Terkadang dunia menciptakan keabnormalan yang menyakiti hati

.

Saat itu kali terakhir aku bertemu dengan Daisy. Benar. Memang terakhir, karena selepas itu Daisy menghindariku dengan sangat.

Saat itu, Daisy yang kakinya terjepit batu saat terperosok ke parit di jalanan menurun, ada tanaman hijau menggeliat mengikat kakinya. Xi melarangku mati-matian menolongnya. Esme berusaha melepasnya tetapi juga tidak bisa. Aku tahu siapa pelaku yang mengikat dan membelit kaki Daisy dengan tanaman aneh itu. Aku berusaha tak mengindahkan larangan Xi, dan menarik tanaman yang mengikat erat sebelah kaki Daisy. Nyatanya bukan malah melonggar, justru makin merapat dan tumbuh duri yang menyebabkan kaki Daisy dan tanganku terluka. Ditambah Xi dengan nada mengancam akan membenciku dan mengutukku jika membantu Daisy.

"A-aku harus menolongnya. Kumohon. Kasihan dia."

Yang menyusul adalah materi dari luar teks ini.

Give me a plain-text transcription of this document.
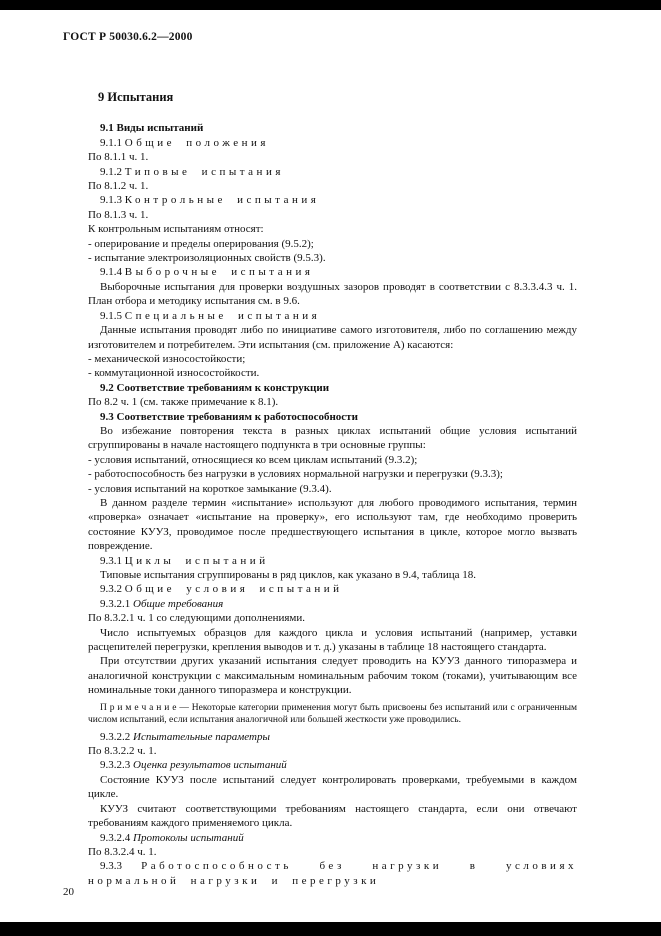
ГОСТ Р 50030.6.2—2000

9 Испытания

9.1 Виды испытаний

9.1.1 Общие положения

По 8.1.1 ч. 1.

9.1.2 Типовые испытания

По 8.1.2 ч. 1.

9.1.3 Контрольные испытания

По 8.1.3 ч. 1.

К контрольным испытаниям относят:

- оперирование и пределы оперирования (9.5.2);

- испытание электроизоляционных свойств (9.5.3).

9.1.4 Выборочные испытания

Выборочные испытания для проверки воздушных зазоров проводят в соответствии с 8.3.3.4.3 ч. 1. План отбора и методику испытания см. в 9.6.

9.1.5 Специальные испытания

Данные испытания проводят либо по инициативе самого изготовителя, либо по соглашению между изготовителем и потребителем. Эти испытания (см. приложение А) касаются:

- механической износостойкости;

- коммутационной износостойкости.

9.2 Соответствие требованиям к конструкции

По 8.2 ч. 1 (см. также примечание к 8.1).

9.3 Соответствие требованиям к работоспособности

Во избежание повторения текста в разных циклах испытаний общие условия испытаний сгруппированы в начале настоящего подпункта в три основные группы:

- условия испытаний, относящиеся ко всем циклам испытаний (9.3.2);

- работоспособность без нагрузки в условиях нормальной нагрузки и перегрузки (9.3.3);

- условия испытаний на короткое замыкание (9.3.4).

В данном разделе термин «испытание» используют для любого проводимого испытания, термин «проверка» означает «испытание на проверку», его используют там, где необходимо проверить состояние КУУЗ, проводимое после предшествующего испытания в цикле, которое могло вызвать повреждение.

9.3.1 Циклы испытаний

Типовые испытания сгруппированы в ряд циклов, как указано в 9.4, таблица 18.

9.3.2 Общие условия испытаний

9.3.2.1 Общие требования

По 8.3.2.1 ч. 1 со следующими дополнениями.

Число испытуемых образцов для каждого цикла и условия испытаний (например, уставки расцепителей перегрузки, крепления выводов и т. д.) указаны в таблице 18 настоящего стандарта.

При отсутствии других указаний испытания следует проводить на КУУЗ данного типоразмера и аналогичной конструкции с максимальным номинальным рабочим током (токами), учитывающим все номинальные токи данного типоразмера и конструкции.

П р и м е ч а н и е — Некоторые категории применения могут быть присвоены без испытаний или с ограниченным числом испытаний, если испытания аналогичной или большей жесткости уже проводились.

9.3.2.2 Испытательные параметры

По 8.3.2.2 ч. 1.

9.3.2.3 Оценка результатов испытаний

Состояние КУУЗ после испытаний следует контролировать проверками, требуемыми в каждом цикле.

КУУЗ считают соответствующими требованиям настоящего стандарта, если они отвечают требованиям каждого применяемого цикла.

9.3.2.4 Протоколы испытаний

По 8.3.2.4 ч. 1.

9.3.3 Работоспособность без нагрузки в условиях нормальной нагрузки и перегрузки

20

Aku tahu Daisy yang mulai menangis menatapku aneh ketika aku berbicara demikian. Esme yang tahu beberapa hal sedikit juga ikut-ikutan memohon. Sepertinya ia paham situasi saat ini.

"Kawan pergi cari bantuan saja. Jangan dekat-dekat dengannya."

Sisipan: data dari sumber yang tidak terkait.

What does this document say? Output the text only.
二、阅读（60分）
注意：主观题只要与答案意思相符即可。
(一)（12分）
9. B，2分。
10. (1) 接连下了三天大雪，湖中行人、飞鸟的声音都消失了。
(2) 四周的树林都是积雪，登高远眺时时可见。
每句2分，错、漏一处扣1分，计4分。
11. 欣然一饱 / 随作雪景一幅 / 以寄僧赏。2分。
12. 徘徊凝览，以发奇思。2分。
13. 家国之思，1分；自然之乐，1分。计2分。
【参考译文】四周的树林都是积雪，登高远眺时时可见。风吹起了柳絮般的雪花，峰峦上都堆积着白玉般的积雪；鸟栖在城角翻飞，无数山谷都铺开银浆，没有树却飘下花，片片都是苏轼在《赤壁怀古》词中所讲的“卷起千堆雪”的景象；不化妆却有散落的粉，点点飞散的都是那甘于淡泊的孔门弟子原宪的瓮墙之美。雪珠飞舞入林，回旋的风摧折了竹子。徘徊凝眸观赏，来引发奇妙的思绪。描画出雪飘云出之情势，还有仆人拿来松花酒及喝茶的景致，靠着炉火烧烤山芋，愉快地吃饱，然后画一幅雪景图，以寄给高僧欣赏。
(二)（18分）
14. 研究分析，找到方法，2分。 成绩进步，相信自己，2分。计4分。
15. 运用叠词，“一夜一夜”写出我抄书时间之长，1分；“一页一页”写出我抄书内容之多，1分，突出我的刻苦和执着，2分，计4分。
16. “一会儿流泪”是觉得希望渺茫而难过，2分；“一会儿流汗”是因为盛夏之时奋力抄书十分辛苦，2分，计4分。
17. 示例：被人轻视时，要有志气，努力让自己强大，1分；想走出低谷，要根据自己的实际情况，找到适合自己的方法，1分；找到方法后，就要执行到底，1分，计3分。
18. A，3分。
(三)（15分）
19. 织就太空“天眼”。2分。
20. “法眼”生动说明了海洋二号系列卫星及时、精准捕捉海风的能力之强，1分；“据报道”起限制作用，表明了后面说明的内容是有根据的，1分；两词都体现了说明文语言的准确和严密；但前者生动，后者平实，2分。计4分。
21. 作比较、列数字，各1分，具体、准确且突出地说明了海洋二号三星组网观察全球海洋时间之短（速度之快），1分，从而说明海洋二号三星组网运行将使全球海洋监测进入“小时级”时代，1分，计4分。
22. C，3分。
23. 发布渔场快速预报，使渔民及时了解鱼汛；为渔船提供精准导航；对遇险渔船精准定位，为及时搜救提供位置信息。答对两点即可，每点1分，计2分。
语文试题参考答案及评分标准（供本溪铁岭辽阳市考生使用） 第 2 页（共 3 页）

Xi turun dari pundakku. Aku pun menurutinya dan pergi mencari orang lain untuk membantu melepaskan ikatan Daisy. Aku tidak berpikir apapun yang masuk akal bagaimana cara Daisy dilepaskan dari ikatan tanaman aneh yang timbul dari balik batu.

Setelah mencari orang lain untuk membantu Daisy, oleh Xi aku tidak diperbolehkan mendekatinya lagi. Aku pun pergi ke Pub, menunggu Esme setelah mengantarkan Daisy pulang.

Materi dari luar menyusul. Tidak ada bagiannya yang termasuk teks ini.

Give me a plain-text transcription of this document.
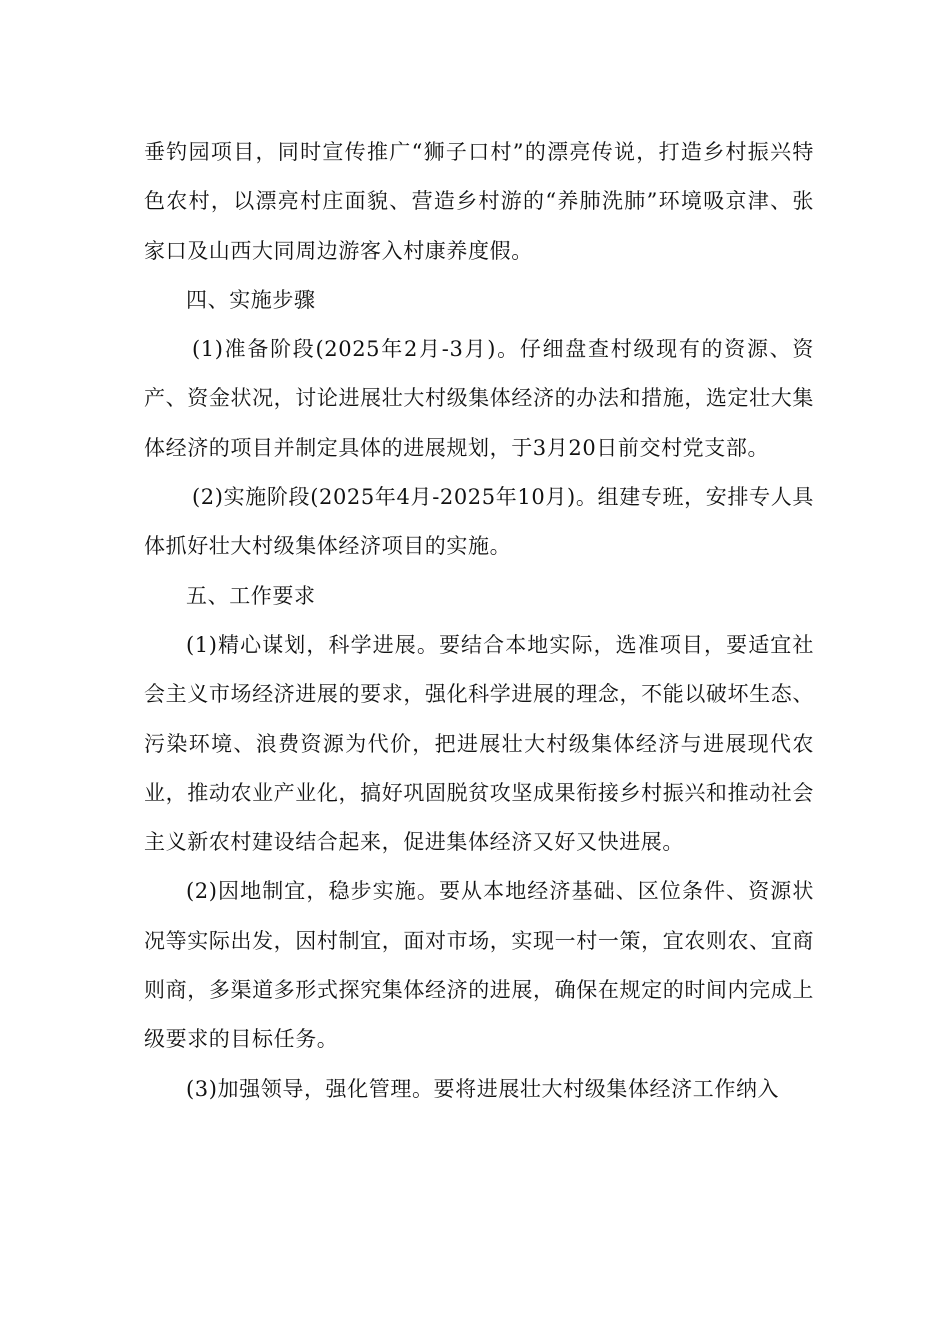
垂钓园项目，同时宣传推广“狮子口村”的漂亮传说，打造乡村振兴特色农村，以漂亮村庄面貌、营造乡村游的“养肺洗肺”环境吸京津、张家口及山西大同周边游客入村康养度假。

四、实施步骤

(1)准备阶段(2025年2月-3月)。仔细盘查村级现有的资源、资产、资金状况，讨论进展壮大村级集体经济的办法和措施，选定壮大集体经济的项目并制定具体的进展规划，于3月20日前交村党支部。

(2)实施阶段(2025年4月-2025年10月)。组建专班，安排专人具体抓好壮大村级集体经济项目的实施。

五、工作要求

(1)精心谋划，科学进展。要结合本地实际，选准项目，要适宜社会主义市场经济进展的要求，强化科学进展的理念，不能以破坏生态、污染环境、浪费资源为代价，把进展壮大村级集体经济与进展现代农业，推动农业产业化，搞好巩固脱贫攻坚成果衔接乡村振兴和推动社会主义新农村建设结合起来，促进集体经济又好又快进展。

(2)因地制宜，稳步实施。要从本地经济基础、区位条件、资源状况等实际出发，因村制宜，面对市场，实现一村一策，宜农则农、宜商则商，多渠道多形式探究集体经济的进展，确保在规定的时间内完成上级要求的目标任务。

(3)加强领导，强化管理。要将进展壮大村级集体经济工作纳入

Pub saat itu sudah sore dan ada Harvey yang tengah bersantai menikmati minumannya. "Hari yang berat?" tanyanya begitu melihatku masuk dan duduk di depannya. Pikiranku kalut jadi aku tidak bercerita apa-apa hanya meletakkan kepalaku di meja.

"Kau mau bubble and squeak?" tawar Harvey yang kubalas dengan anggukan kepala pelan.

"Pikiranmu terlalu rumit, aku tidak tahu apa yang terjadi dan tidak ingin tahu. Berhentilah berpikir dan bayangkan saja sedang di alam indah atau tempat yang ingin kau kunjungi."
Harvey mengomel sembari melangkah pergi menuju dapur. Katanya pikiranku seberisik itu.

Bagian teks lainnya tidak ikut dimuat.